Operationalizing Qualitative Data as Mathematical Objects: Ideas for the Next Generation of Educational Assessment

Organising Qualitative Data

Qualitative learning processes work on a number of fundamentally different assumptions as compared to data interpretation and processing that we find in empirical research. Still, there are good reasons to operationalise qualitative events for the purpose of providing structured and formative feedback to students or to track students’ learning progress in a more organised manner.

Traditional grading works on the assumption of a number of correct answers that are provided by students based on a finite sample space of predefined outcomes, as we find them e.g., in standardised tests and exams. The higher the probability of correct answers, the higher the final grade. This closed approach, which can be defined in mathematical Set Theory, does not take the qualitative ‘grounded’ dimensions of learning into consideration, such as how students solve problems, interpret context, make sense of different approaches and learning outcomes, derive personal meaning from their learning experience or reflectively evaluate their strengths and weaknesses during the learning process.

The Physical Grounding of Learning

In a truly learner-centered pedagogy, assessment should be driven primarily by qualitative outcomes since we are dealing with young people based on their prior physical grounding. This includes their age and developmental level, cultural setting, socio-economic background, language competencies, social support networks and so on and so forth. Once we agree that learning processes should take into account prior conditions, we need to establish individual baseline profiles (inclusive of motivational profiles) prior to graded assignments in order to normalise measurement. There is little point in assessing learning progress without measuring normalised before- and after states. Still, I do not know of any school who would bother about measuring prior learning conditions beyond the institutional levels (such as in aptitude tests, if at all), but on the level of individual courses and classes.

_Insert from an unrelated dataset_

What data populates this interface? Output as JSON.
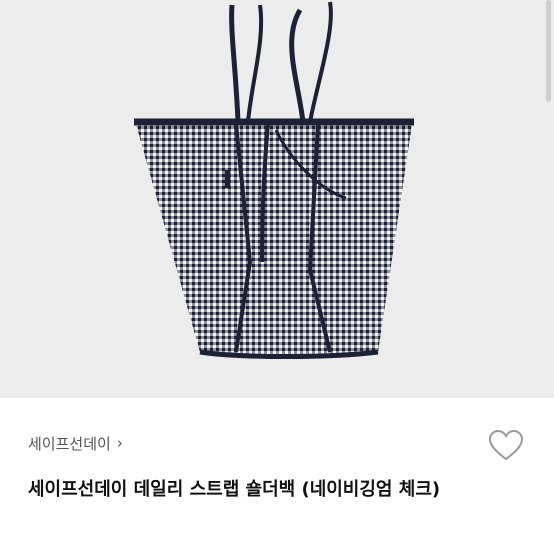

One option to measure students’ prior abilities can be achieved by non-graded finger exercises or brief initial test runs in the form of a pre-instructional assessment. Such approach also allows for students to become self-aware of their progress when they benchmark their personal before- and after outcomes at a later stage. Contrary to working with a ‘correct answer’ schemata, learning processes are by nature multidimensional and open constructs. Let’s assume we want to operationalize a highly complex scenario where we want to assess the social-, languages-, cognitive- and metacognitive competencies among students with a further differentiation into analytical, creative and pragmatic competencies. For simplicity, let’s assume a ladder of 1 to 10 (the ‘ladder of power’ function, here y = x) ranging linear from minimal (1) to very high competency (10).

Mathematical Operationalisation

As an example of how to operationalise social behaviour, we may use the PBL model. Among the typical questions asked of team members at the end of a tutorial class are ‘(a) How have I been doing as a team member, (b) How have I been doing as a researcher and (c) How have I been doing as a problem solver?’. The objective is to obtain feedback of the social roles that students have taken on during their project. Once students derive at an informed self-assessment, the mathematical structure could look like a matrix storing these three dimensions as in the table below

Student_names as a team member as a researcher as a problem-solver
Sean 2 10 3
Lin 9 3 7
Jenny 7 4 8
Wu 7 8 8

The advantages of a more differentiated account are obvious. Not only can be determined in which areas students need support, but also pattern emerge that give lecturers valuable feedback. In the example above, Lin and Jenny are enthusiastic working in a team and consolidating data as problem-solvers, but both show weaknesses in research.  Sean is the opposite. He is a brilliant researcher but appears to have issues blending in with the rest of the group.

But what makes a good team member in the first place? We can set out criteria that make sense in the specific context, such as, e.g., (a) the ability to relate to someone else’s arguments and to formulate ideas, (b) to participate actively in discussions or (c) to work as an effective tutor for the team.

Such a structure could be expressed, for example, as a vector containing these elements as

Vector_social >- c(a = 8, b = 7, c = 9)

To store multidimensional objects, vectors can be assembled into matrices while matrices can be compiled into arrays. A huge advantage of such a mathematical approach is that at any time the qualitative data measurement is preserved. An external assessor could e.g., ask, “Which feedback has been provided to this particular student since her lack of competencies as a tutor in earlier rounds obviously propagated to a lack of competencies as a problem-solver towards the the end of the semester?” Storing measurements in more complex mathematical objects allows asking smarter and more helpful questions to support students’ learning. Obviously, this only makes sense if comprehensive criterion-based assessment tools such as e.g., scoring rubrics are set in place as translating frameworks between classroom observation and mathematical expression.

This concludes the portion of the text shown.